Life is so messed up… Why do we / I have to be here. Why…… Can someone just give me ONE good reason that we are forced to be here.
Can someone just let me know if I leave here will it all be over? Or will I just come back or will the next place be any better?
Is there a next place?
I kind of hope not. To just vanish and just not be anymore, would be peaceful. If there is something after this world will it be worse?
These are the thoughts going through my head when I am wanting to finally act on my depression.
Am I alone in this?
Fu@% this world.
And then I think OMG stop being so dramatic. But my mind and body dont let me.
Please tell me I am not the only one here that feels this way.
6 comments
As for a “good” reason, it’s up to you to decide if the union of sperm and egg is good. Barring that, I’m not answering the question you never asked. Or I never read. I hate to think that all we are is a biological reaction.
There are loads of answers to this question.
“Viktor Frankl: Man’s search for meaning” is a good read.
The audio book is on youtube if you like that format .
Here are some answers that I have cooked up over the years,
listed in no particular order.
(alot of this is going to sound bat shit)
a)
The question comes from the absurd realization that the universe exists,
and us with in it.
You can engage with this in at leased 2 ways:
1) Ask why? Why do I exist? Why any of this?
This is the futile search for ultimate meaning.
2) Simply wonder and awe at the strangeness and beauty of existence.
Trying to experiences it in its own terms.
Strangely the sensation we associate with finding meaning is actually found
via choice 2.
b)
The question of ultimate meaning is its self a meaningless question.
Even god if there was such a thing couldn’t answer satisfactorily.
There are no possible answers, that couldn’t meat with the response “but why that, what is the meaning of this whole arrangement”.
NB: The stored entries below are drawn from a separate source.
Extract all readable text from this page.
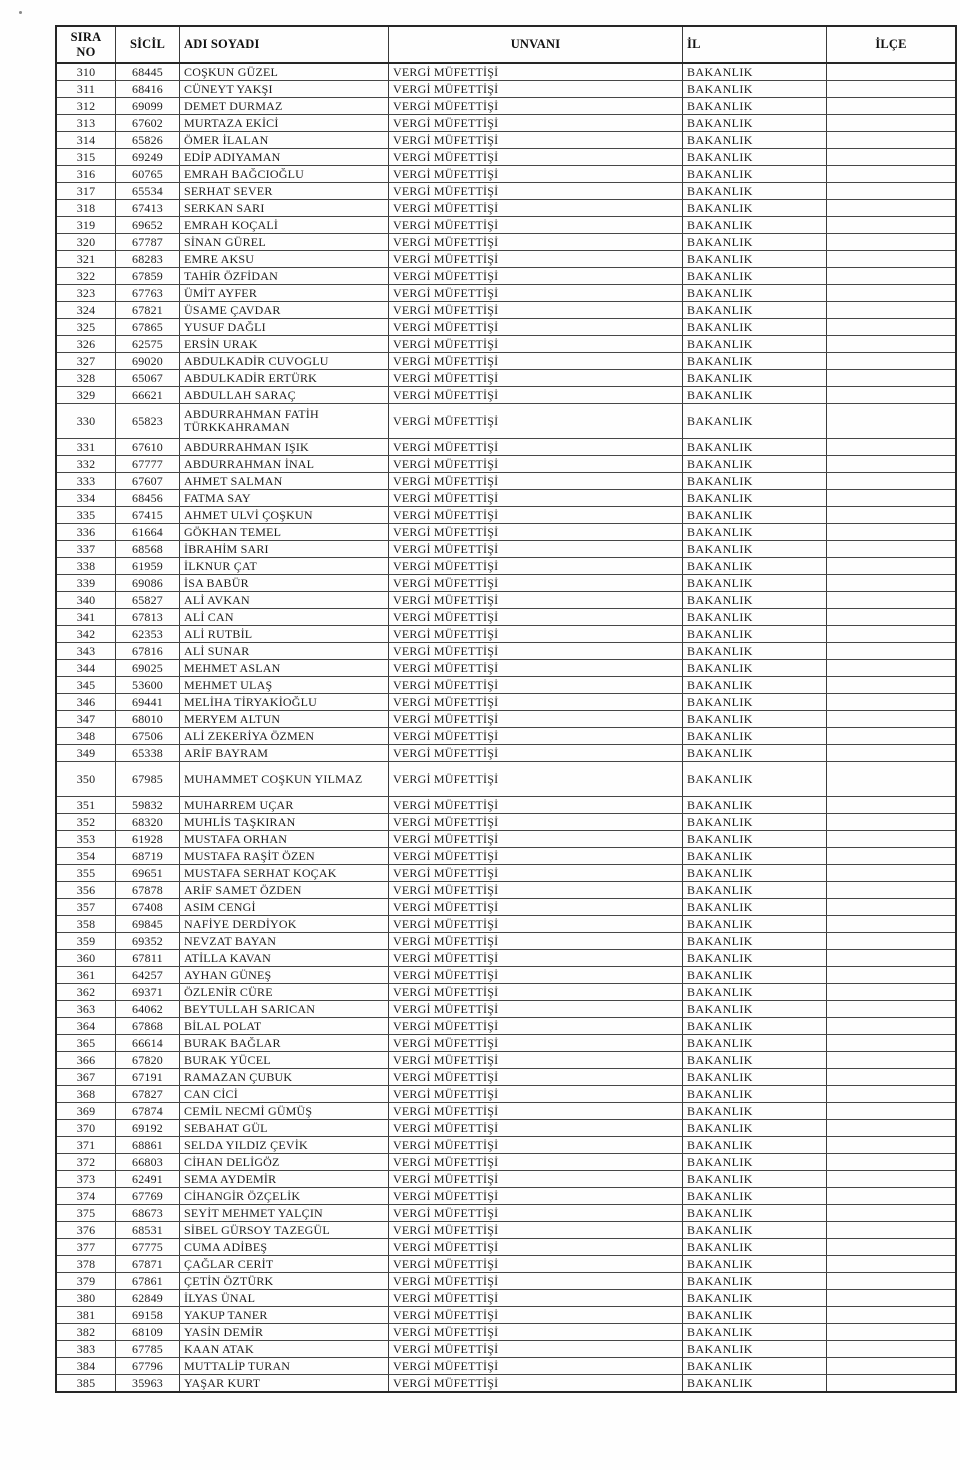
SIRA NO	SİCİL	ADI SOYADI	UNVANI	İL	İLÇE
310	68445	COŞKUN GÜZEL	VERGİ MÜFETTİŞİ	BAKANLIK	
311	68416	CÜNEYT YAKŞI	VERGİ MÜFETTİŞİ	BAKANLIK	
312	69099	DEMET DURMAZ	VERGİ MÜFETTİŞİ	BAKANLIK	
313	67602	MURTAZA EKİCİ	VERGİ MÜFETTİŞİ	BAKANLIK	
314	65826	ÖMER İLALAN	VERGİ MÜFETTİŞİ	BAKANLIK	
315	69249	EDİP ADIYAMAN	VERGİ MÜFETTİŞİ	BAKANLIK	
316	60765	EMRAH BAĞCIOĞLU	VERGİ MÜFETTİŞİ	BAKANLIK	
317	65534	SERHAT SEVER	VERGİ MÜFETTİŞİ	BAKANLIK	
318	67413	SERKAN SARI	VERGİ MÜFETTİŞİ	BAKANLIK	
319	69652	EMRAH KOÇALİ	VERGİ MÜFETTİŞİ	BAKANLIK	
320	67787	SİNAN GÜREL	VERGİ MÜFETTİŞİ	BAKANLIK	
321	68283	EMRE AKSU	VERGİ MÜFETTİŞİ	BAKANLIK	
322	67859	TAHİR ÖZFİDAN	VERGİ MÜFETTİŞİ	BAKANLIK	
323	67763	ÜMİT AYFER	VERGİ MÜFETTİŞİ	BAKANLIK	
324	67821	ÜSAME ÇAVDAR	VERGİ MÜFETTİŞİ	BAKANLIK	
325	67865	YUSUF DAĞLI	VERGİ MÜFETTİŞİ	BAKANLIK	
326	62575	ERSİN URAK	VERGİ MÜFETTİŞİ	BAKANLIK	
327	69020	ABDULKADİR CUVOGLU	VERGİ MÜFETTİŞİ	BAKANLIK	
328	65067	ABDULKADİR ERTÜRK	VERGİ MÜFETTİŞİ	BAKANLIK	
329	66621	ABDULLAH SARAÇ	VERGİ MÜFETTİŞİ	BAKANLIK	
330	65823	ABDURRAHMAN FATİH TÜRKKAHRAMAN	VERGİ MÜFETTİŞİ	BAKANLIK	
331	67610	ABDURRAHMAN IŞIK	VERGİ MÜFETTİŞİ	BAKANLIK	
332	67777	ABDURRAHMAN İNAL	VERGİ MÜFETTİŞİ	BAKANLIK	
333	67607	AHMET SALMAN	VERGİ MÜFETTİŞİ	BAKANLIK	
334	68456	FATMA SAY	VERGİ MÜFETTİŞİ	BAKANLIK	
335	67415	AHMET ULVİ ÇOŞKUN	VERGİ MÜFETTİŞİ	BAKANLIK	
336	61664	GÖKHAN TEMEL	VERGİ MÜFETTİŞİ	BAKANLIK	
337	68568	İBRAHİM SARI	VERGİ MÜFETTİŞİ	BAKANLIK	
338	61959	İLKNUR ÇAT	VERGİ MÜFETTİŞİ	BAKANLIK	
339	69086	İSA BABÜR	VERGİ MÜFETTİŞİ	BAKANLIK	
340	65827	ALİ AVKAN	VERGİ MÜFETTİŞİ	BAKANLIK	
341	67813	ALİ CAN	VERGİ MÜFETTİŞİ	BAKANLIK	
342	62353	ALİ RUTBİL	VERGİ MÜFETTİŞİ	BAKANLIK	
343	67816	ALİ SUNAR	VERGİ MÜFETTİŞİ	BAKANLIK	
344	69025	MEHMET ASLAN	VERGİ MÜFETTİŞİ	BAKANLIK	
345	53600	MEHMET ULAŞ	VERGİ MÜFETTİŞİ	BAKANLIK	
346	69441	MELİHA TİRYAKİOĞLU	VERGİ MÜFETTİŞİ	BAKANLIK	
347	68010	MERYEM ALTUN	VERGİ MÜFETTİŞİ	BAKANLIK	
348	67506	ALİ ZEKERİYA ÖZMEN	VERGİ MÜFETTİŞİ	BAKANLIK	
349	65338	ARİF BAYRAM	VERGİ MÜFETTİŞİ	BAKANLIK	
350	67985	MUHAMMET COŞKUN YILMAZ	VERGİ MÜFETTİŞİ	BAKANLIK	
351	59832	MUHARREM UÇAR	VERGİ MÜFETTİŞİ	BAKANLIK	
352	68320	MUHLİS TAŞKIRAN	VERGİ MÜFETTİŞİ	BAKANLIK	
353	61928	MUSTAFA ORHAN	VERGİ MÜFETTİŞİ	BAKANLIK	
354	68719	MUSTAFA RAŞİT ÖZEN	VERGİ MÜFETTİŞİ	BAKANLIK	
355	69651	MUSTAFA SERHAT KOÇAK	VERGİ MÜFETTİŞİ	BAKANLIK	
356	67878	ARİF SAMET ÖZDEN	VERGİ MÜFETTİŞİ	BAKANLIK	
357	67408	ASIM CENGİ	VERGİ MÜFETTİŞİ	BAKANLIK	
358	69845	NAFİYE DERDİYOK	VERGİ MÜFETTİŞİ	BAKANLIK	
359	69352	NEVZAT BAYAN	VERGİ MÜFETTİŞİ	BAKANLIK	
360	67811	ATİLLA KAVAN	VERGİ MÜFETTİŞİ	BAKANLIK	
361	64257	AYHAN GÜNEŞ	VERGİ MÜFETTİŞİ	BAKANLIK	
362	69371	ÖZLENİR CÜRE	VERGİ MÜFETTİŞİ	BAKANLIK	
363	64062	BEYTULLAH SARICAN	VERGİ MÜFETTİŞİ	BAKANLIK	
364	67868	BİLAL POLAT	VERGİ MÜFETTİŞİ	BAKANLIK	
365	66614	BURAK BAĞLAR	VERGİ MÜFETTİŞİ	BAKANLIK	
366	67820	BURAK YÜCEL	VERGİ MÜFETTİŞİ	BAKANLIK	
367	67191	RAMAZAN ÇUBUK	VERGİ MÜFETTİŞİ	BAKANLIK	
368	67827	CAN CİCİ	VERGİ MÜFETTİŞİ	BAKANLIK	
369	67874	CEMİL NECMİ GÜMÜŞ	VERGİ MÜFETTİŞİ	BAKANLIK	
370	69192	SEBAHAT GÜL	VERGİ MÜFETTİŞİ	BAKANLIK	
371	68861	SELDA YILDIZ ÇEVİK	VERGİ MÜFETTİŞİ	BAKANLIK	
372	66803	CİHAN DELİGÖZ	VERGİ MÜFETTİŞİ	BAKANLIK	
373	62491	SEMA AYDEMİR	VERGİ MÜFETTİŞİ	BAKANLIK	
374	67769	CİHANGİR ÖZÇELİK	VERGİ MÜFETTİŞİ	BAKANLIK	
375	68673	SEYİT MEHMET YALÇIN	VERGİ MÜFETTİŞİ	BAKANLIK	
376	68531	SİBEL GÜRSOY TAZEGÜL	VERGİ MÜFETTİŞİ	BAKANLIK	
377	67775	CUMA ADİBEŞ	VERGİ MÜFETTİŞİ	BAKANLIK	
378	67871	ÇAĞLAR CERİT	VERGİ MÜFETTİŞİ	BAKANLIK	
379	67861	ÇETİN ÖZTÜRK	VERGİ MÜFETTİŞİ	BAKANLIK	
380	62849	İLYAS ÜNAL	VERGİ MÜFETTİŞİ	BAKANLIK	
381	69158	YAKUP TANER	VERGİ MÜFETTİŞİ	BAKANLIK	
382	68109	YASİN DEMİR	VERGİ MÜFETTİŞİ	BAKANLIK	
383	67785	KAAN ATAK	VERGİ MÜFETTİŞİ	BAKANLIK	
384	67796	MUTTALİP TURAN	VERGİ MÜFETTİŞİ	BAKANLIK	
385	35963	YAŞAR KURT	VERGİ MÜFETTİŞİ	BAKANLIK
Meaning is relational, there is no such thing as inherent meaning, its a contradiction.
Teleology is a fools errand.
c)
We die constantly. We are constantly being recreated.
I don’t believe in the continuity of the self, despite the constraints of the English language forcing “me” to pretend otherwise.
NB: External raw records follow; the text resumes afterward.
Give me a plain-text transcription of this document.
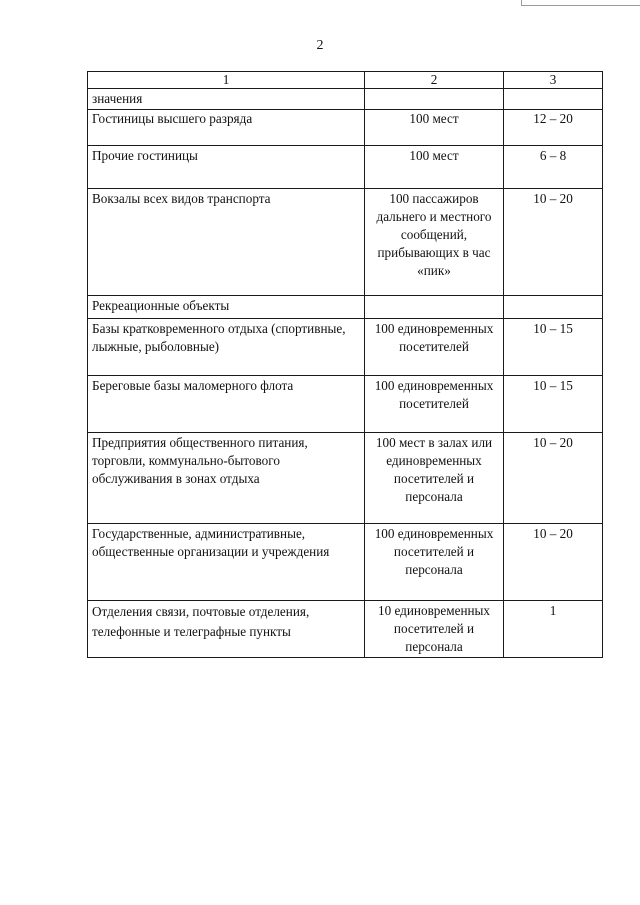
2
1	2	3
значения		
Гостиницы высшего разряда	100 мест	12 – 20
Прочие гостиницы	100 мест	6 – 8
Вокзалы всех видов транспорта	100 пассажиров дальнего и местного сообщений, прибывающих в час «пик»	10 – 20
Рекреационные объекты		
Базы кратковременного отдыха (спортивные, лыжные, рыболовные)	100 единовременных посетителей	10 – 15
Береговые базы маломерного флота	100 единовременных посетителей	10 – 15
Предприятия общественного питания, торговли, коммунально-бытового обслуживания в зонах отдыха	100 мест в залах или единовременных посетителей и персонала	10 – 20
Государственные, административные, общественные организации и учреждения	100 единовременных посетителей и персонала	10 – 20
Отделения связи, почтовые отделения, телефонные и телеграфные пункты	10 единовременных посетителей и персонала	1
Every 3 seconds, the length I can hold on to a moment for, we sease to exist and a stranger steps into our brain. They are created, they take the rains of what ever we are
doing, and we sease to exist. They live there 3 seconds, then they too are replaced.
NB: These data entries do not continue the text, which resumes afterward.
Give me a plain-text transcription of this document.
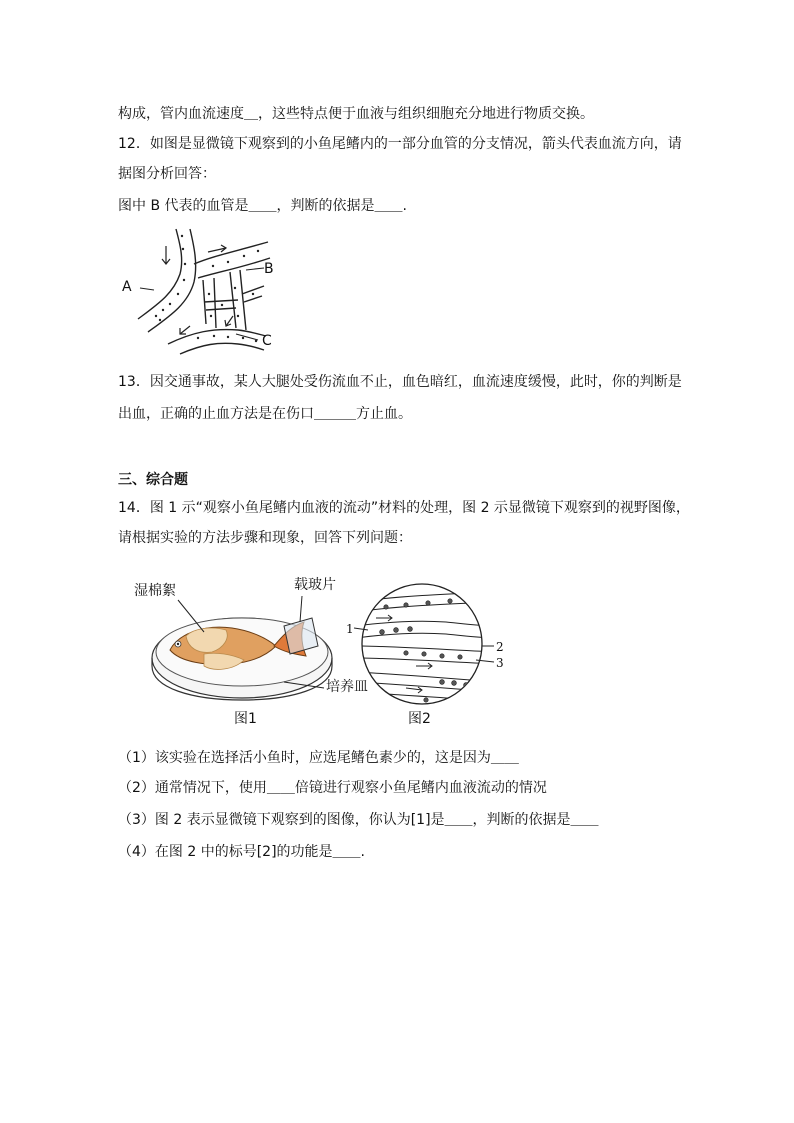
构成，管内血流速度＿，这些特点便于血液与组织细胞充分地进行物质交换。
12．如图是显微镜下观察到的小鱼尾鳍内的一部分血管的分支情况，箭头代表血流方向，请
据图分析回答：
图中 B 代表的血管是＿＿，判断的依据是＿＿.
A
B
C
13．因交通事故，某人大腿处受伤流血不止，血色暗红，血流速度缓慢，此时，你的判断是
出血，正确的止血方法是在伤口＿＿＿方止血。
三、综合题
14．图 1 示“观察小鱼尾鳍内血液的流动”材料的处理，图 2 示显微镜下观察到的视野图像，
请根据实验的方法步骤和现象，回答下列问题：
湿棉絮	载玻片
培养皿
图1
1
2
3
图2
（1）该实验在选择活小鱼时，应选尾鳍色素少的，这是因为＿＿
（2）通常情况下，使用＿＿倍镜进行观察小鱼尾鳍内血液流动的情况
（3）图 2 表示显微镜下观察到的图像，你认为[1]是＿＿，判断的依据是＿＿
（4）在图 2 中的标号[2]的功能是＿＿.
In this view, we as ephemeral beings, don’t have a choice whether to exist or not.
We exist right here, and right now.
Your given literally everything you are from your neurological ancestors,
and you have no time to make things for your self. All you can do is make one
choice and experience one thing. You act when you do, for the benefit of your descendants.
I don’t know how this fits in but I feel like it dose, especially about the after life thing.
c) Finally as Carl Sagan put it
“We are the universe experiencing its self”.
We exist to experience, and to join the process of creation by doing and being.
My struggle is if i decide to end this……. Will I just have to come back and do it again. Will I be damned to hell.. Will it just be over…. Am I here to figure out how to get past this. Or is there a way past this. I really dont think there is an answer to these questions. At least not here and now. Only if I choose to take the leap.
Consciousness is the soul, because the homeless man talking to himself on the subway isn’t haunted, and free will ends in almost everyone when you fall asleep.
Your skull cages your soul – what you do with your soul – will it melt through and float around in a box- become absorbed by the soil or burned and possibly stuck to something in a crematorium. I ask myself this – if there were a beautiful anthill above my head- placed on my grave- who does it really appeal to – when the armies of ants are eating the flesh on my skull – so beautiful to passersby – god – how can anyone become existential about afterlife? It is an idea meant to appeal to our dreams. Dreams of improving ourselves- meant for survival – and we hate that altogether.
As depressed people – we hate our dreams – because dreams are meant to improve our motivations for fulfillment of desire – love and happiness- but we are depleted of finding happiness – and that’s what the physical realm of dreaming is for – better functioning and improvement.
You get one chance – really observe the vast world of space and chance and understand there isn’t a tomorrow after death. This is it.
There is no Reason why “we” are here. We got lucky to be born when we did. To be honest if you keep looking for the truth in life it will only cause more pain.